As noted in the introduction, the reliability of two measures will attenuate the magnitude of the correlation that can be observed between them. As an illustration of this phenomenon, we examine the correlations between the four response control tasks administered in Studies 1 and 2 before and after accounting for the reliability of the measures. Response control provides a useful illustrative example of this issue, as it is often assumed that a common response control trait underlies performance on these tasks (for a review, see Bari & Robbins, 2013), though this assumption has received mixed support from correlational research (Aichert et al., 2012; Cyders & Coskunpinar, 2011; Fan, Flombaum, McCandliss, Thomas, & Posner, 2003; Friedman & Miyake, 2004; Hamilton et al., 2015; Ivanov, Newcorn, Morton, & Tricamo, 2011; Khng & Lee, 2014; Scheres et al., 2004; L. Sharma et al., 2014; Stahl et al., 2014; Wager et al., 2005).

Spearman’s Rho correlations can be seen in Table 3. We combined the data from Studies 1 and 2 to maximize statistical power. In order to examine the impact of reliability, in Table 4, we also estimated the dissatenuated correlation coefficients using Spearman’s (1904) formula:

Table 3 Spearman’s rho correlations between measures of response control. Data are combined across Study 1 and 2 (total N = 99–104), and averaged across sessions 1 and 2. Correlations significant at p<.05 are highlighted
Table 4 Disattenuated Spearman’s rho correlations between measures of response control. Correlations that would be significant at p<.05 (N=100) are highlighted
$$ " True" correlation\left( x, y\right)=\frac{Sample\; correlation\left( x, y\right)}{\sqrt{Reliability(x). Reliability(y)}} $$

Spearman noted that the correlation that is observed between two measures will be attenuated (weakened) by measurement error. Assuming that the reliability coefficient reflects the noise in each measure individually, he proposed the disattenuation formula as a means to “correct” the correlation obtained from a sample. As the formula depends on sample estimates of the correlation and reliabilities, it is itself an estimate, and not intended here for inference (for discussions of interpretative issues, see Muchinsky, 1996; Winne & Belfry, 1982). We present them to illustrate the impact of reliability on theoretical conclusions, especially when using the traditional approach of statistical thresholds, though the attenuation of effect sizes is not unique to the null hypothesis significance testing framework. For ease of comparison, correlations significant at p<.05 are highlighted.

Focusing first on the observed correlations in Table 3 there is little support for a relationship between these measures. Consistent with some observations (Reynolds, Ortengren, Richards, & de Wit, 2006), though inconsistent with others (Aichert et al., 2012), we observed a strong correlation between SSRT and commission errors on the go/no-go task. Otherwise, if we were making a dichotomous decision as to whether different response control tasks were related, we would fail to reject the null hypothesis by traditional standards.

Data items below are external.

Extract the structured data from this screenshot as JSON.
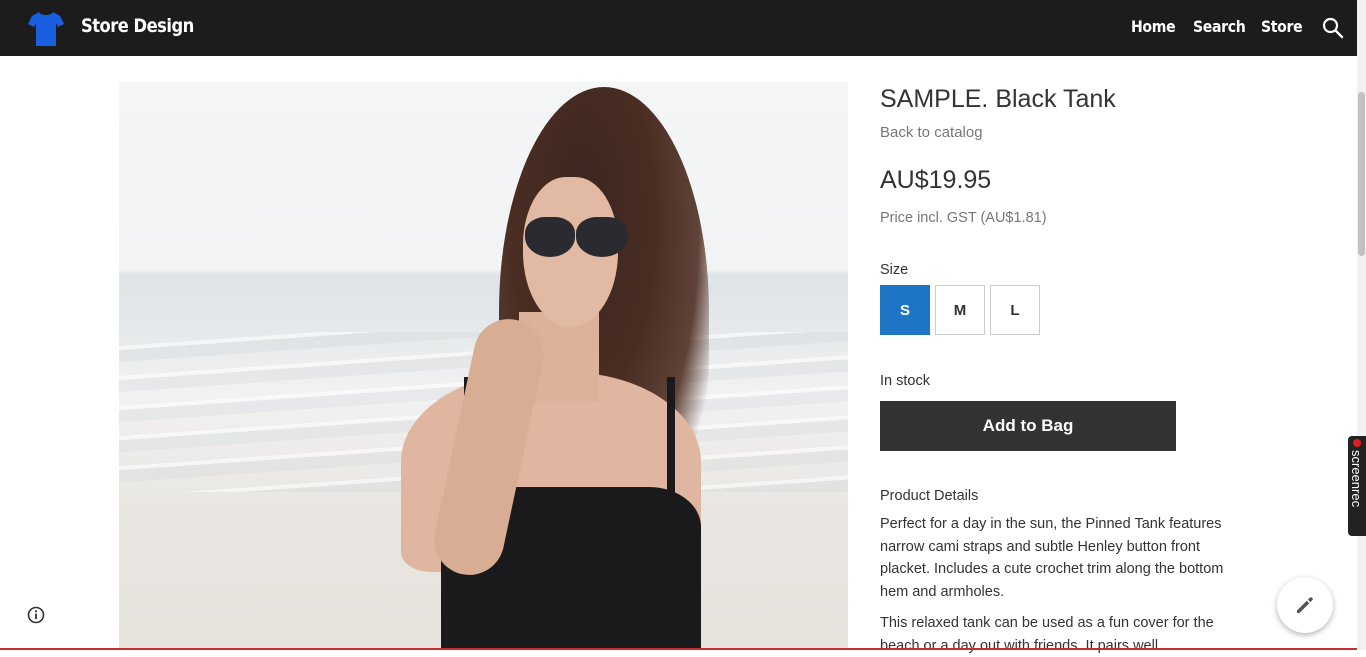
{
  "brand": {
    "name": "Store Design",
    "logo_icon": "tshirt-icon",
    "logo_color": "#1a5fe0"
  },
  "nav": {
    "items": [
      {
        "label": "Home"
      },
      {
        "label": "Search"
      },
      {
        "label": "Store"
      }
    ],
    "search_icon": "search-icon"
  },
  "product": {
    "title": "SAMPLE. Black Tank",
    "back_link": "Back to catalog",
    "price": "AU$19.95",
    "price_note": "Price incl. GST (AU$1.81)",
    "size_label": "Size",
    "sizes": [
      {
        "label": "S",
        "selected": true
      },
      {
        "label": "M",
        "selected": false
      },
      {
        "label": "L",
        "selected": false
      }
    ],
    "stock_status": "In stock",
    "add_to_bag_label": "Add to Bag",
    "details_heading": "Product Details",
    "details_paragraph_1": "Perfect for a day in the sun, the Pinned Tank features narrow cami straps and subtle Henley button front placket. Includes a cute crochet trim along the bottom hem and armholes.",
    "details_paragraph_2": "This relaxed tank can be used as a fun cover for the beach or a day out with friends. It pairs well"
  },
  "colors": {
    "topbar_bg": "#1c1c1c",
    "selected_size": "#1e74c5",
    "add_to_bag_bg": "#333333"
  },
  "overlays": {
    "info_icon": "info-icon",
    "edit_icon": "pencil-icon",
    "screenrec_label": "screenrec"
  }
}
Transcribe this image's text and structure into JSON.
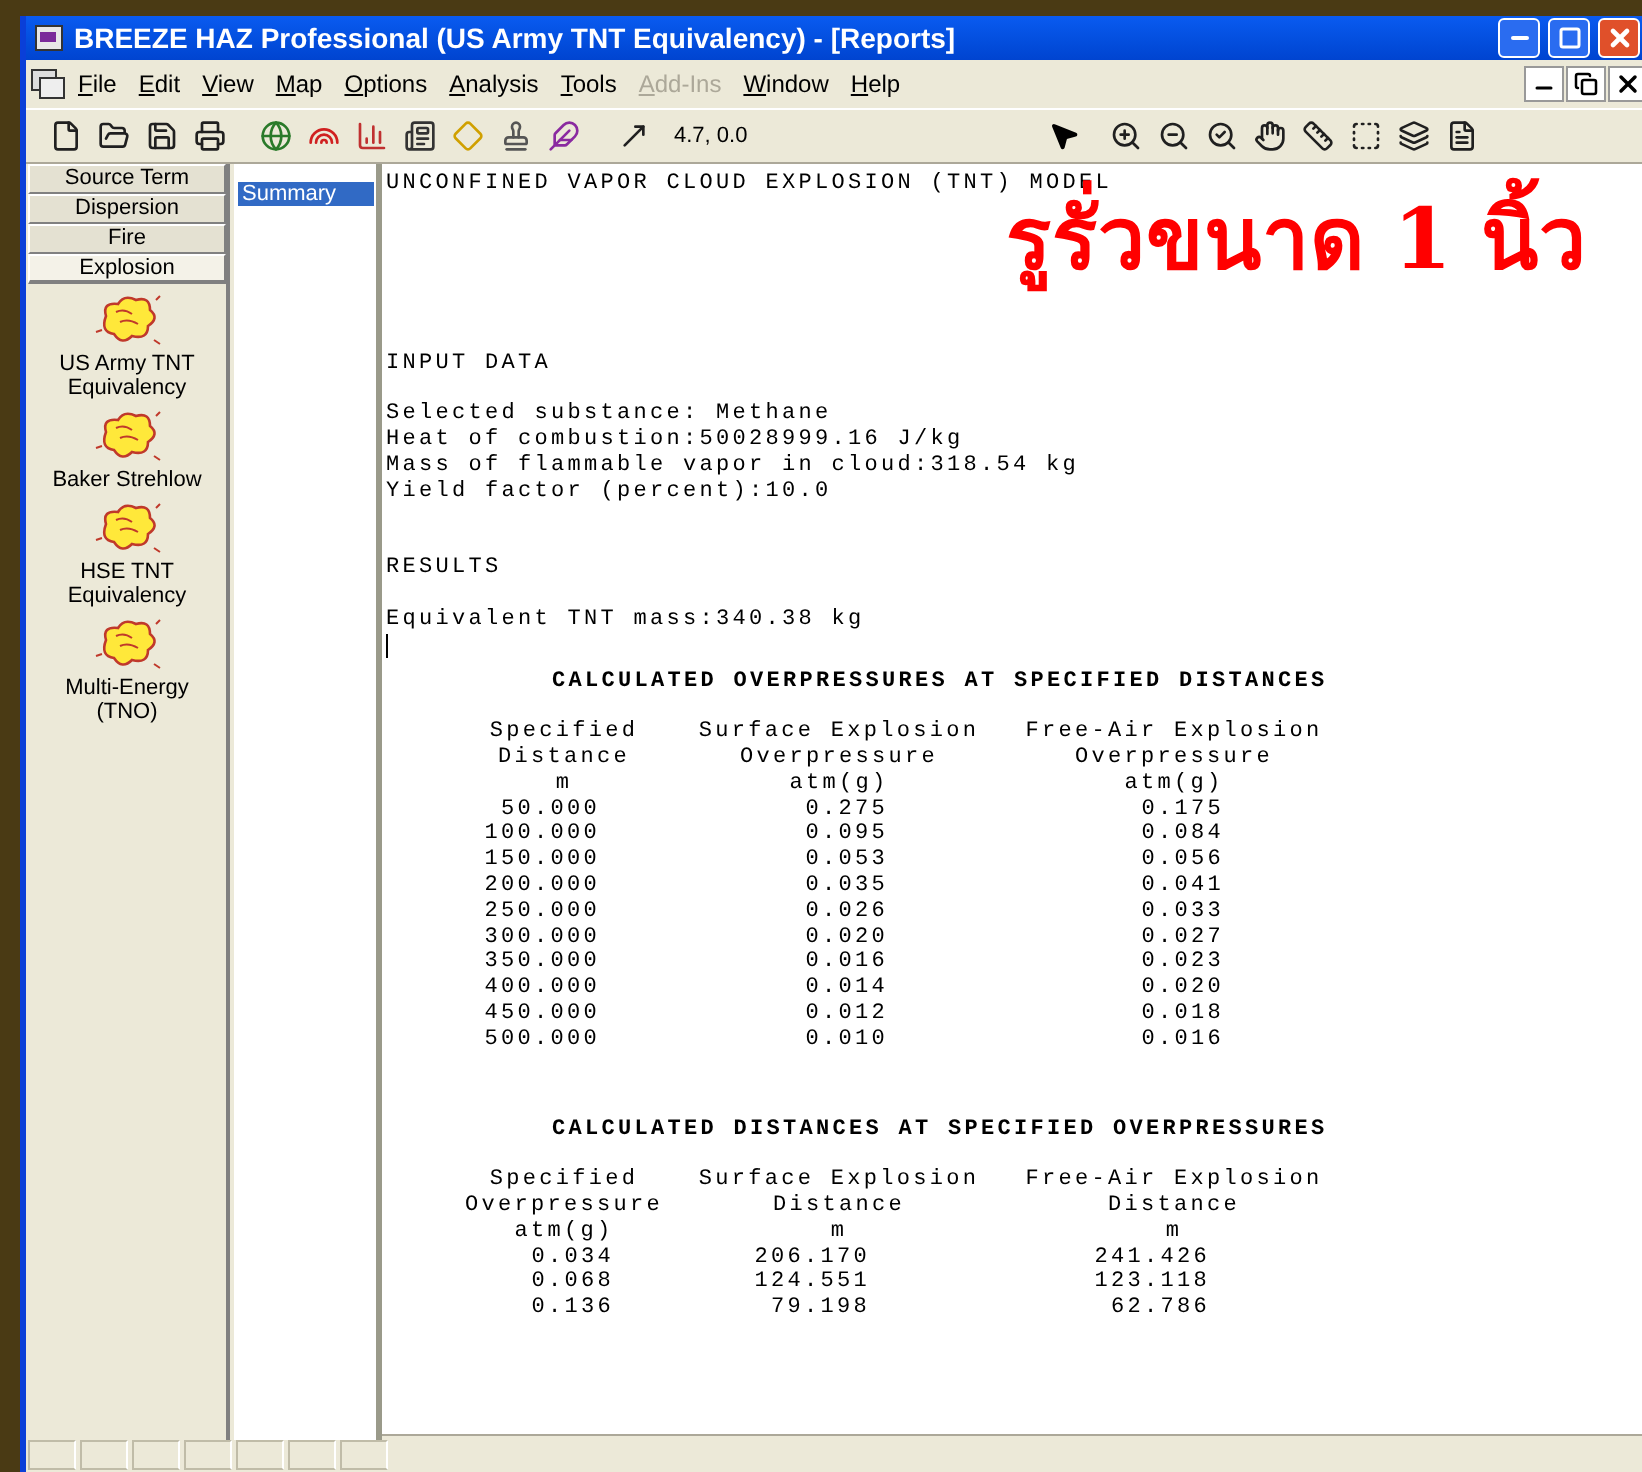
{
  "window": {
    "title": "BREEZE HAZ Professional (US Army TNT Equivalency) - [Reports]"
  },
  "menu": [
    {
      "label": "File",
      "disabled": false
    },
    {
      "label": "Edit",
      "disabled": false
    },
    {
      "label": "View",
      "disabled": false
    },
    {
      "label": "Map",
      "disabled": false
    },
    {
      "label": "Options",
      "disabled": false
    },
    {
      "label": "Analysis",
      "disabled": false
    },
    {
      "label": "Tools",
      "disabled": false
    },
    {
      "label": "Add-Ins",
      "disabled": true
    },
    {
      "label": "Window",
      "disabled": false
    },
    {
      "label": "Help",
      "disabled": false
    }
  ],
  "toolbar": {
    "coordinates": "4.7, 0.0"
  },
  "category_tabs": [
    {
      "label": "Source Term",
      "selected": false
    },
    {
      "label": "Dispersion",
      "selected": false
    },
    {
      "label": "Fire",
      "selected": false
    },
    {
      "label": "Explosion",
      "selected": true
    }
  ],
  "models": [
    {
      "label": "US Army TNT Equivalency"
    },
    {
      "label": "Baker Strehlow"
    },
    {
      "label": "HSE TNT Equivalency"
    },
    {
      "label": "Multi-Energy (TNO)"
    }
  ],
  "reports": [
    {
      "label": "Summary",
      "selected": true
    }
  ],
  "report": {
    "heading": "UNCONFINED VAPOR CLOUD EXPLOSION (TNT) MODEL",
    "input_heading": "INPUT DATA",
    "input_lines": [
      "Selected substance: Methane",
      "Heat of combustion:50028999.16 J/kg",
      "Mass of flammable vapor in cloud:318.54 kg",
      "Yield factor (percent):10.0"
    ],
    "results_heading": "RESULTS",
    "result_lines": [
      "Equivalent TNT mass:340.38 kg"
    ],
    "tables": [
      {
        "title": "CALCULATED OVERPRESSURES AT SPECIFIED DISTANCES",
        "header_rows": [
          [
            "Specified",
            "Surface Explosion",
            "Free-Air Explosion"
          ],
          [
            "Distance",
            "Overpressure",
            "Overpressure"
          ],
          [
            "m",
            "atm(g)",
            "atm(g)"
          ]
        ],
        "rows": [
          [
            "50.000",
            "0.275",
            "0.175"
          ],
          [
            "100.000",
            "0.095",
            "0.084"
          ],
          [
            "150.000",
            "0.053",
            "0.056"
          ],
          [
            "200.000",
            "0.035",
            "0.041"
          ],
          [
            "250.000",
            "0.026",
            "0.033"
          ],
          [
            "300.000",
            "0.020",
            "0.027"
          ],
          [
            "350.000",
            "0.016",
            "0.023"
          ],
          [
            "400.000",
            "0.014",
            "0.020"
          ],
          [
            "450.000",
            "0.012",
            "0.018"
          ],
          [
            "500.000",
            "0.010",
            "0.016"
          ]
        ]
      },
      {
        "title": "CALCULATED DISTANCES AT SPECIFIED OVERPRESSURES",
        "header_rows": [
          [
            "Specified",
            "Surface Explosion",
            "Free-Air Explosion"
          ],
          [
            "Overpressure",
            "Distance",
            "Distance"
          ],
          [
            "atm(g)",
            "m",
            "m"
          ]
        ],
        "rows": [
          [
            "0.034",
            "206.170",
            "241.426"
          ],
          [
            "0.068",
            "124.551",
            "123.118"
          ],
          [
            "0.136",
            "79.198",
            "62.786"
          ]
        ]
      }
    ]
  },
  "annotation": {
    "text": "รูรั่วขนาด 1 นิ้ว"
  }
}
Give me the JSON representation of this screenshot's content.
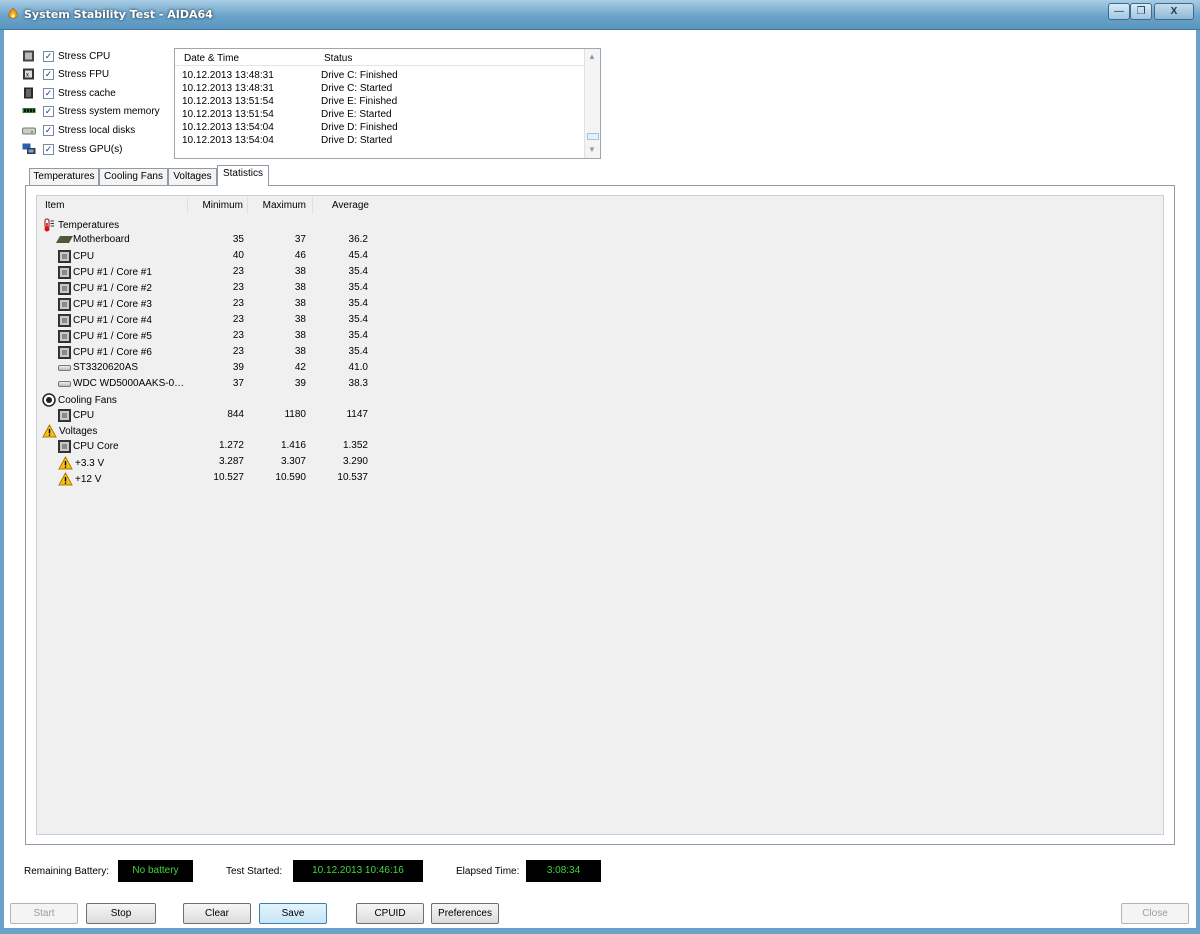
{
  "window": {
    "title": "System Stability Test - AIDA64"
  },
  "stress_options": [
    {
      "label": "Stress CPU",
      "checked": true,
      "icon": "cpu-icon"
    },
    {
      "label": "Stress FPU",
      "checked": true,
      "icon": "fpu-icon"
    },
    {
      "label": "Stress cache",
      "checked": true,
      "icon": "cache-icon"
    },
    {
      "label": "Stress system memory",
      "checked": true,
      "icon": "memory-icon"
    },
    {
      "label": "Stress local disks",
      "checked": true,
      "icon": "disk-icon"
    },
    {
      "label": "Stress GPU(s)",
      "checked": true,
      "icon": "gpu-icon"
    }
  ],
  "log": {
    "headers": {
      "date": "Date & Time",
      "status": "Status"
    },
    "rows": [
      {
        "date": "10.12.2013 13:48:31",
        "status": "Drive C: Finished"
      },
      {
        "date": "10.12.2013 13:48:31",
        "status": "Drive C: Started"
      },
      {
        "date": "10.12.2013 13:51:54",
        "status": "Drive E: Finished"
      },
      {
        "date": "10.12.2013 13:51:54",
        "status": "Drive E: Started"
      },
      {
        "date": "10.12.2013 13:54:04",
        "status": "Drive D: Finished"
      },
      {
        "date": "10.12.2013 13:54:04",
        "status": "Drive D: Started"
      }
    ]
  },
  "tabs": [
    "Temperatures",
    "Cooling Fans",
    "Voltages",
    "Statistics"
  ],
  "active_tab": "Statistics",
  "stats": {
    "headers": {
      "item": "Item",
      "min": "Minimum",
      "max": "Maximum",
      "avg": "Average"
    },
    "rows": [
      {
        "label": "Temperatures",
        "icon": "thermometer-icon",
        "group": true
      },
      {
        "label": "Motherboard",
        "icon": "motherboard-icon",
        "min": "35",
        "max": "37",
        "avg": "36.2"
      },
      {
        "label": "CPU",
        "icon": "cpu-icon",
        "min": "40",
        "max": "46",
        "avg": "45.4"
      },
      {
        "label": "CPU #1 / Core #1",
        "icon": "cpu-icon",
        "min": "23",
        "max": "38",
        "avg": "35.4"
      },
      {
        "label": "CPU #1 / Core #2",
        "icon": "cpu-icon",
        "min": "23",
        "max": "38",
        "avg": "35.4"
      },
      {
        "label": "CPU #1 / Core #3",
        "icon": "cpu-icon",
        "min": "23",
        "max": "38",
        "avg": "35.4"
      },
      {
        "label": "CPU #1 / Core #4",
        "icon": "cpu-icon",
        "min": "23",
        "max": "38",
        "avg": "35.4"
      },
      {
        "label": "CPU #1 / Core #5",
        "icon": "cpu-icon",
        "min": "23",
        "max": "38",
        "avg": "35.4"
      },
      {
        "label": "CPU #1 / Core #6",
        "icon": "cpu-icon",
        "min": "23",
        "max": "38",
        "avg": "35.4"
      },
      {
        "label": "ST3320620AS",
        "icon": "hard-disk-icon",
        "min": "39",
        "max": "42",
        "avg": "41.0"
      },
      {
        "label": "WDC WD5000AAKS-0…",
        "icon": "hard-disk-icon",
        "min": "37",
        "max": "39",
        "avg": "38.3"
      },
      {
        "label": "Cooling Fans",
        "icon": "fan-icon",
        "group": true
      },
      {
        "label": "CPU",
        "icon": "cpu-icon",
        "min": "844",
        "max": "1180",
        "avg": "1147"
      },
      {
        "label": "Voltages",
        "icon": "warning-icon",
        "group": true
      },
      {
        "label": "CPU Core",
        "icon": "cpu-icon",
        "min": "1.272",
        "max": "1.416",
        "avg": "1.352"
      },
      {
        "label": "+3.3 V",
        "icon": "warning-icon",
        "min": "3.287",
        "max": "3.307",
        "avg": "3.290"
      },
      {
        "label": "+12 V",
        "icon": "warning-icon",
        "min": "10.527",
        "max": "10.590",
        "avg": "10.537"
      }
    ]
  },
  "info": {
    "battery_label": "Remaining Battery:",
    "battery_value": "No battery",
    "started_label": "Test Started:",
    "started_value": "10.12.2013 10:46:16",
    "elapsed_label": "Elapsed Time:",
    "elapsed_value": "3:08:34"
  },
  "buttons": {
    "start": "Start",
    "stop": "Stop",
    "clear": "Clear",
    "save": "Save",
    "cpuid": "CPUID",
    "preferences": "Preferences",
    "close": "Close"
  },
  "colors": {
    "titlebar": "#6aa3c9",
    "lcd_text": "#3ed83e",
    "lcd_bg": "#000000"
  }
}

The disattenuated correlations in Table 4 paint a somewhat different picture. Note that the dissatenuated correlation will always be higher than the observed correlations when the reliabilities are less than one. The increase in the correlations in Table 4 is therefore unsurprising. If we apply the same statistical thresholds however, the dissatenuated correlations lead us to different qualitative conclusions about the relationships between measures. Note that not all of these relationships are consistent with a single underlying response control construct. For example, whereas SSRT shows a positive correlation with flanker error costs, it shows a negative correlation with flanker RT costs. These may suggest other factors moderating the relationships between these measures, such as speed-accuracy trade-offs that carry some consistency across tasks.

For reference, we include the raw and disattenuated correlations for the measures used in Study 3 in the Supplementary Material F.

Discussion

Across many research, educational, or clinical contexts, when finding a group level effect, it is often theoretically meaningful to ask what factors of the individual predict effectiveness. It is not intuitive, and rarely discussed, that such questions may be at odds with each other because one requires low and one requires high variability between individuals (Rogosa, 1988), even though the statistical issues have been long known. The challenges highlighted by our data are also cause to reflect upon the way in which researchers evaluate paradigms for this purpose; it should not be assumed that robust experimental paradigms will translate well to correlational studies. In fact, they are likely to be sub-optimal for correlational studies for the same reasons that they produce robust experimental effects. Our findings, as well as observations from elsewhere in the literature, indicate that this challenge currently exists across most domains of cognitive neuroscience and psychology (De Schryver, Hughes, Rosseel, & De Houwer, 2016; Hahn et al., 2011; Lebel & Paunonen, 2011; Ross et al., 2015). We discuss the practical and theoretical implications of this below, including the way in which sub-optimal reliabilities should be interpreted; the extent to which these problems generalize to other populations; and the challenge this poses to resource intensive research such as neuroimaging, where it is not easy just to increase participant numbers.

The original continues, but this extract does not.